Mark Kelley won the Library’s Maria Dittman Research Paper Competition in the undergraduate category for his paper “The Golden Age of Comic Books; Representations of American Culture from the Great Depression to the Cold War.” He wrote the paper in Kristen Foster’s Social and Cultural History of the United States course.
Charles Keenan, the Phi Alpha Theta Honor Society president for 2008-2009 and winner of the Boden Award for the outstanding history major for 2009, delivered a paper at the 17th Annual Clement S. Stacy Undergraduate Research Conference at Purdue University-Calumet. He will enter the PhD program at Northwestern University with a five-year guaranteed fellowship/assistantship package.

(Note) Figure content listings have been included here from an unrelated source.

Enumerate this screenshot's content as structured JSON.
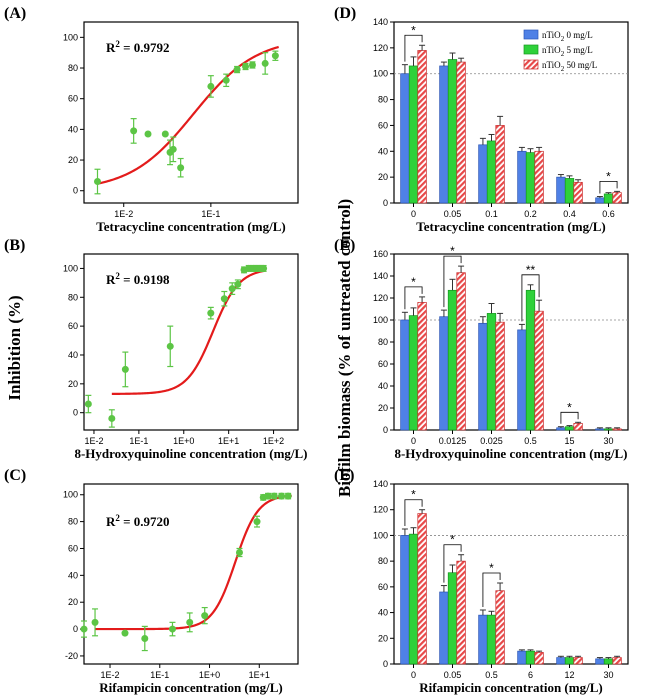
{
  "y_label_left": "Inhibition (%)",
  "y_label_right": "Biofilm biomass (% of untreated control)",
  "colors": {
    "blue": "#4f81e6",
    "green": "#2ed13a",
    "red": "#e84848",
    "fit": "#e31b1b",
    "point": "#5cc545"
  },
  "legend": [
    {
      "pre": "nTiO",
      "sub": "2",
      "post": " 0 mg/L",
      "fill": "blue"
    },
    {
      "pre": "nTiO",
      "sub": "2",
      "post": " 5 mg/L",
      "fill": "green"
    },
    {
      "pre": "nTiO",
      "sub": "2",
      "post": " 50 mg/L",
      "fill": "hatch"
    }
  ],
  "chart_data": [
    {
      "panel": "(A)",
      "type": "scatter",
      "xlabel": "Tetracycline concentration (mg/L)",
      "r2_prefix": "R",
      "r2_sup": "2",
      "r2_value": " = 0.9792",
      "xscale": "log",
      "xlim": [
        0.0035,
        1.0
      ],
      "ylim": [
        -8,
        110
      ],
      "xticks": [
        0.01,
        0.1
      ],
      "xticklabels": [
        "1E-2",
        "1E-1"
      ],
      "yticks": [
        0,
        20,
        40,
        60,
        80,
        100
      ],
      "points": [
        {
          "x": 0.005,
          "y": 6,
          "e": 8
        },
        {
          "x": 0.013,
          "y": 39,
          "e": 8
        },
        {
          "x": 0.019,
          "y": 37,
          "e": 0
        },
        {
          "x": 0.03,
          "y": 37,
          "e": 0
        },
        {
          "x": 0.034,
          "y": 25,
          "e": 8
        },
        {
          "x": 0.037,
          "y": 27,
          "e": 8
        },
        {
          "x": 0.045,
          "y": 15,
          "e": 6
        },
        {
          "x": 0.1,
          "y": 68,
          "e": 7
        },
        {
          "x": 0.15,
          "y": 72,
          "e": 4
        },
        {
          "x": 0.2,
          "y": 79,
          "e": 2
        },
        {
          "x": 0.25,
          "y": 81,
          "e": 2
        },
        {
          "x": 0.3,
          "y": 82,
          "e": 2
        },
        {
          "x": 0.42,
          "y": 83,
          "e": 7
        },
        {
          "x": 0.55,
          "y": 88,
          "e": 3
        }
      ],
      "fit": {
        "lo": 0.0,
        "hi": 100,
        "ec50": 0.063,
        "slope": 1.2,
        "xmin": 0.005,
        "xmax": 0.6
      }
    },
    {
      "panel": "(B)",
      "type": "scatter",
      "xlabel": "8-Hydroxyquinoline concentration (mg/L)",
      "r2_prefix": "R",
      "r2_sup": "2",
      "r2_value": " = 0.9198",
      "xscale": "log",
      "xlim": [
        0.006,
        350
      ],
      "ylim": [
        -12,
        110
      ],
      "xticks": [
        0.01,
        0.1,
        1,
        10,
        100
      ],
      "xticklabels": [
        "1E-2",
        "1E-1",
        "1E+0",
        "1E+1",
        "1E+2"
      ],
      "yticks": [
        0,
        20,
        40,
        60,
        80,
        100
      ],
      "points": [
        {
          "x": 0.0075,
          "y": 6,
          "e": 6
        },
        {
          "x": 0.025,
          "y": -4,
          "e": 6
        },
        {
          "x": 0.05,
          "y": 30,
          "e": 12
        },
        {
          "x": 0.5,
          "y": 46,
          "e": 14
        },
        {
          "x": 4,
          "y": 69,
          "e": 4
        },
        {
          "x": 8,
          "y": 79,
          "e": 5
        },
        {
          "x": 12,
          "y": 86,
          "e": 4
        },
        {
          "x": 16,
          "y": 89,
          "e": 3
        },
        {
          "x": 22,
          "y": 99,
          "e": 2
        },
        {
          "x": 28,
          "y": 100,
          "e": 2
        },
        {
          "x": 35,
          "y": 100,
          "e": 2
        },
        {
          "x": 42,
          "y": 100,
          "e": 2
        },
        {
          "x": 50,
          "y": 100,
          "e": 2
        },
        {
          "x": 60,
          "y": 100,
          "e": 2
        }
      ],
      "fit": {
        "lo": 13,
        "hi": 100,
        "ec50": 4.5,
        "slope": 1.5,
        "xmin": 0.025,
        "xmax": 65
      }
    },
    {
      "panel": "(C)",
      "type": "scatter",
      "xlabel": "Rifampicin concentration (mg/L)",
      "r2_prefix": "R",
      "r2_sup": "2",
      "r2_value": " = 0.9720",
      "xscale": "log",
      "xlim": [
        0.003,
        60
      ],
      "ylim": [
        -26,
        108
      ],
      "xticks": [
        0.01,
        0.1,
        1,
        10
      ],
      "xticklabels": [
        "1E-2",
        "1E-1",
        "1E+0",
        "1E+1"
      ],
      "yticks": [
        -20,
        0,
        20,
        40,
        60,
        80,
        100
      ],
      "points": [
        {
          "x": 0.003,
          "y": 0,
          "e": 6
        },
        {
          "x": 0.005,
          "y": 5,
          "e": 10
        },
        {
          "x": 0.02,
          "y": -3,
          "e": 0
        },
        {
          "x": 0.05,
          "y": -7,
          "e": 9
        },
        {
          "x": 0.18,
          "y": 0,
          "e": 5
        },
        {
          "x": 0.4,
          "y": 5,
          "e": 7
        },
        {
          "x": 0.8,
          "y": 10,
          "e": 6
        },
        {
          "x": 4,
          "y": 57,
          "e": 3
        },
        {
          "x": 9,
          "y": 80,
          "e": 4
        },
        {
          "x": 12,
          "y": 98,
          "e": 2
        },
        {
          "x": 15,
          "y": 99,
          "e": 2
        },
        {
          "x": 20,
          "y": 99,
          "e": 2
        },
        {
          "x": 28,
          "y": 99,
          "e": 2
        },
        {
          "x": 38,
          "y": 99,
          "e": 2
        }
      ],
      "fit": {
        "lo": 0,
        "hi": 100,
        "ec50": 3.3,
        "slope": 1.9,
        "xmin": 0.005,
        "xmax": 45
      }
    },
    {
      "panel": "(D)",
      "type": "bar",
      "xlabel": "Tetracycline concentration (mg/L)",
      "categories": [
        "0",
        "0.05",
        "0.1",
        "0.2",
        "0.4",
        "0.6"
      ],
      "ylim": [
        0,
        140
      ],
      "yticks": [
        0,
        20,
        40,
        60,
        80,
        100,
        120,
        140
      ],
      "refline": 100,
      "series": [
        {
          "name": "nTiO2 0 mg/L",
          "values": [
            100,
            106,
            45,
            40,
            20,
            4
          ],
          "errors": [
            7,
            3,
            5,
            3,
            2,
            1
          ]
        },
        {
          "name": "nTiO2 5 mg/L",
          "values": [
            106,
            111,
            48,
            39,
            19,
            7
          ],
          "errors": [
            7,
            5,
            5,
            3,
            2,
            1
          ]
        },
        {
          "name": "nTiO2 50 mg/L",
          "values": [
            118,
            109,
            60,
            40,
            16,
            8
          ],
          "errors": [
            4,
            3,
            7,
            3,
            2,
            1
          ]
        }
      ],
      "annotations": [
        {
          "cat": 0,
          "label": "*"
        },
        {
          "cat": 5,
          "label": "*"
        }
      ]
    },
    {
      "panel": "(E)",
      "type": "bar",
      "xlabel": "8-Hydroxyquinoline concentration (mg/L)",
      "categories": [
        "0",
        "0.0125",
        "0.025",
        "0.5",
        "15",
        "30"
      ],
      "ylim": [
        0,
        160
      ],
      "yticks": [
        0,
        20,
        40,
        60,
        80,
        100,
        120,
        140,
        160
      ],
      "refline": 100,
      "series": [
        {
          "name": "nTiO2 0 mg/L",
          "values": [
            100,
            103,
            97,
            91,
            2,
            1
          ],
          "errors": [
            7,
            6,
            6,
            5,
            1,
            1
          ]
        },
        {
          "name": "nTiO2 5 mg/L",
          "values": [
            104,
            127,
            106,
            127,
            3,
            1
          ],
          "errors": [
            7,
            10,
            9,
            5,
            1,
            1
          ]
        },
        {
          "name": "nTiO2 50 mg/L",
          "values": [
            116,
            143,
            98,
            108,
            6,
            1
          ],
          "errors": [
            5,
            6,
            8,
            10,
            1,
            1
          ]
        }
      ],
      "annotations": [
        {
          "cat": 0,
          "label": "*"
        },
        {
          "cat": 1,
          "label": "*"
        },
        {
          "cat": 3,
          "label": "**"
        },
        {
          "cat": 4,
          "label": "*"
        }
      ]
    },
    {
      "panel": "(F)",
      "type": "bar",
      "xlabel": "Rifampicin concentration (mg/L)",
      "categories": [
        "0",
        "0.05",
        "0.5",
        "6",
        "12",
        "30"
      ],
      "ylim": [
        0,
        140
      ],
      "yticks": [
        0,
        20,
        40,
        60,
        80,
        100,
        120,
        140
      ],
      "refline": 100,
      "series": [
        {
          "name": "nTiO2 0 mg/L",
          "values": [
            100,
            56,
            38,
            10,
            5,
            4
          ],
          "errors": [
            5,
            5,
            4,
            1,
            1,
            1
          ]
        },
        {
          "name": "nTiO2 5 mg/L",
          "values": [
            101,
            71,
            38,
            10,
            5,
            4
          ],
          "errors": [
            5,
            6,
            3,
            1,
            1,
            1
          ]
        },
        {
          "name": "nTiO2 50 mg/L",
          "values": [
            117,
            80,
            57,
            9,
            5,
            5
          ],
          "errors": [
            3,
            5,
            6,
            1,
            1,
            1
          ]
        }
      ],
      "annotations": [
        {
          "cat": 0,
          "label": "*"
        },
        {
          "cat": 1,
          "label": "*"
        },
        {
          "cat": 2,
          "label": "*"
        }
      ]
    }
  ]
}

Phil Koski graduated cum laude and will be heading off to St. Louis University to study medieval history.
Dr. Lezlie Knox and Phil Koski after the Arts & Sciences graduation ceremony.

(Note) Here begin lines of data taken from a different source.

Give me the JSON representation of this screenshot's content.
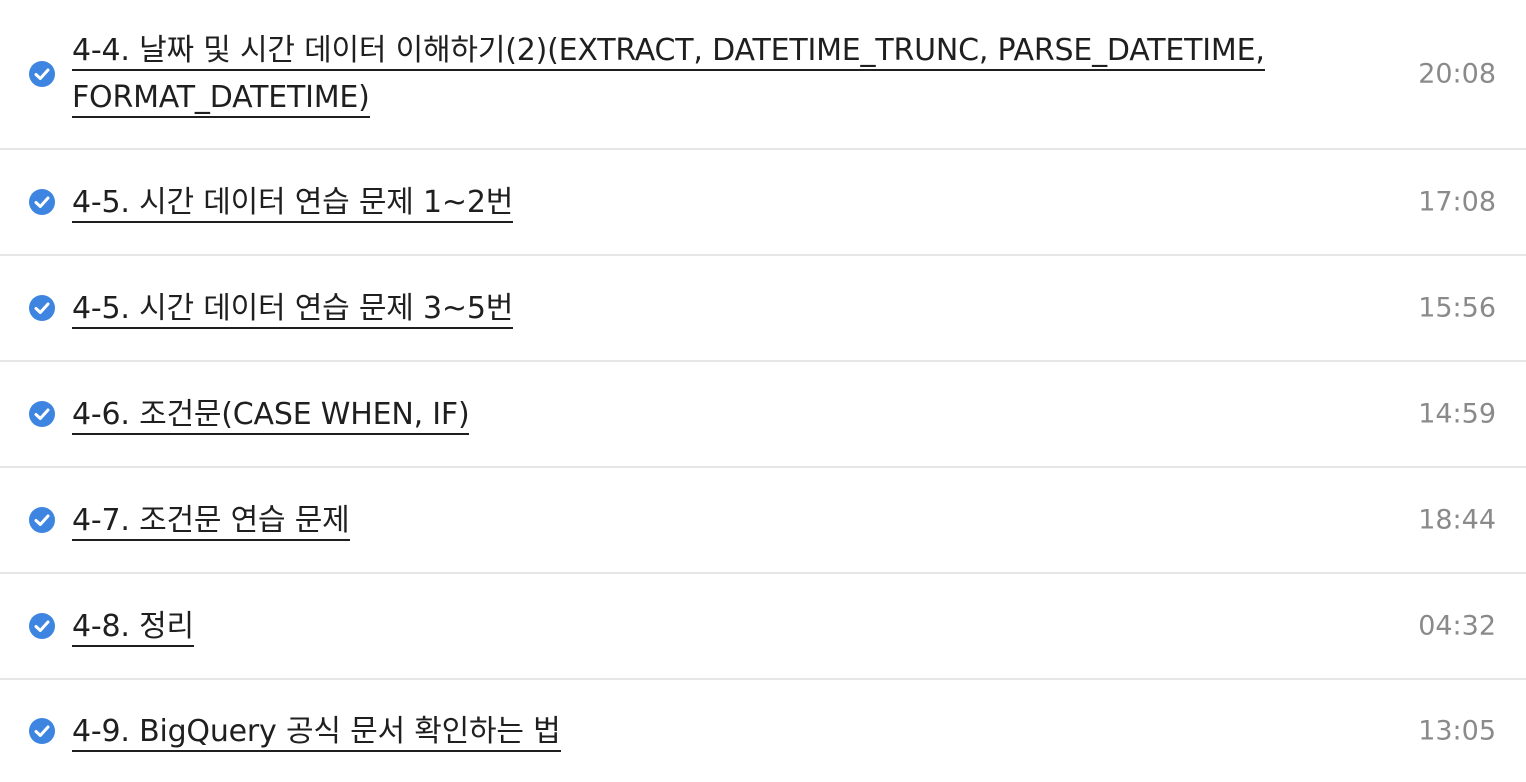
{
  "lessons": [
    {
      "title": "4-4. 날짜 및 시간 데이터 이해하기(2)(EXTRACT, DATETIME_TRUNC, PARSE_DATETIME, FORMAT_DATETIME)",
      "duration": "20:08",
      "completed": true
    },
    {
      "title": "4-5. 시간 데이터 연습 문제 1~2번",
      "duration": "17:08",
      "completed": true
    },
    {
      "title": "4-5. 시간 데이터 연습 문제 3~5번",
      "duration": "15:56",
      "completed": true
    },
    {
      "title": "4-6. 조건문(CASE WHEN, IF)",
      "duration": "14:59",
      "completed": true
    },
    {
      "title": "4-7. 조건문 연습 문제",
      "duration": "18:44",
      "completed": true
    },
    {
      "title": "4-8. 정리",
      "duration": "04:32",
      "completed": true
    },
    {
      "title": "4-9. BigQuery 공식 문서 확인하는 법",
      "duration": "13:05",
      "completed": true
    }
  ],
  "colors": {
    "check": "#3d85e0",
    "title": "#1f1f1f",
    "duration": "#8a8a8a",
    "divider": "#e6e6e6"
  },
  "icons": {
    "completed": "check-circle-icon"
  }
}
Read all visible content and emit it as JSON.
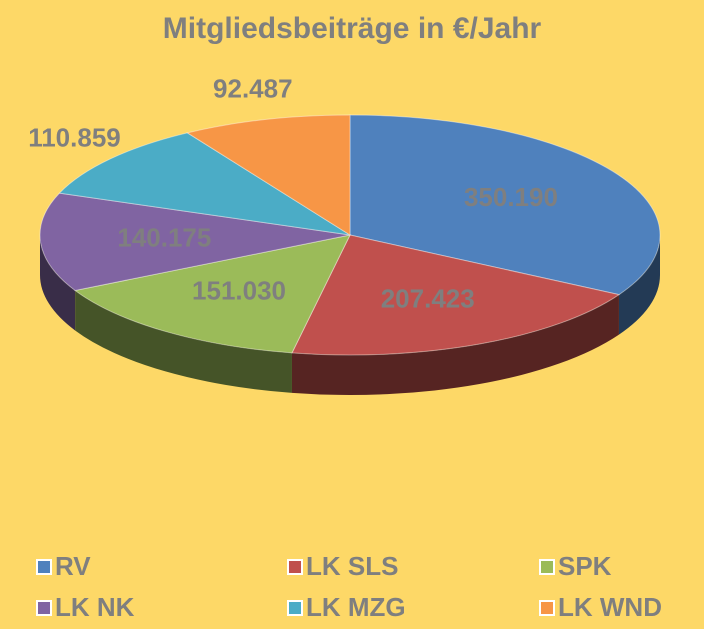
{
  "chart_data": {
    "type": "pie3d",
    "title": "Mitgliedsbeiträge in €/Jahr",
    "categories": [
      "RV",
      "LK SLS",
      "SPK",
      "LK NK",
      "LK MZG",
      "LK WND"
    ],
    "values": [
      350190,
      207423,
      151030,
      140175,
      110859,
      92487
    ],
    "value_labels": [
      "350.190",
      "207.423",
      "151.030",
      "140.175",
      "110.859",
      "92.487"
    ],
    "colors": [
      "#4f81bd",
      "#c0504d",
      "#9bbb59",
      "#8064a2",
      "#4bacc6",
      "#f79646"
    ],
    "legend": "bottom"
  }
}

Emily Lonergan, who as part of the Pre-Law Scholars program completed her first year of law school as a senior, graduated in May and will begin her second year of studies at the MU Law School in the fall.
Marie Lynch, who was awarded a Loyola honors-at-entrance merit scholarship, will attend Loyola University Chicago in the fall.
Chris McFadin won the Jablonowski Award for his essay “The Nazi Conception of the Human Being” which he wrote in Irene Guenther’s Modern German History course.
Kathryn Rumer, who graduated with an Interdisciplinary Minor in Public History, will attend Louisiana State University to study for a Master’s in Library & Information Services with an archives specialization.
Nathan Viehl will attend law school at the University of Chicago in the fall.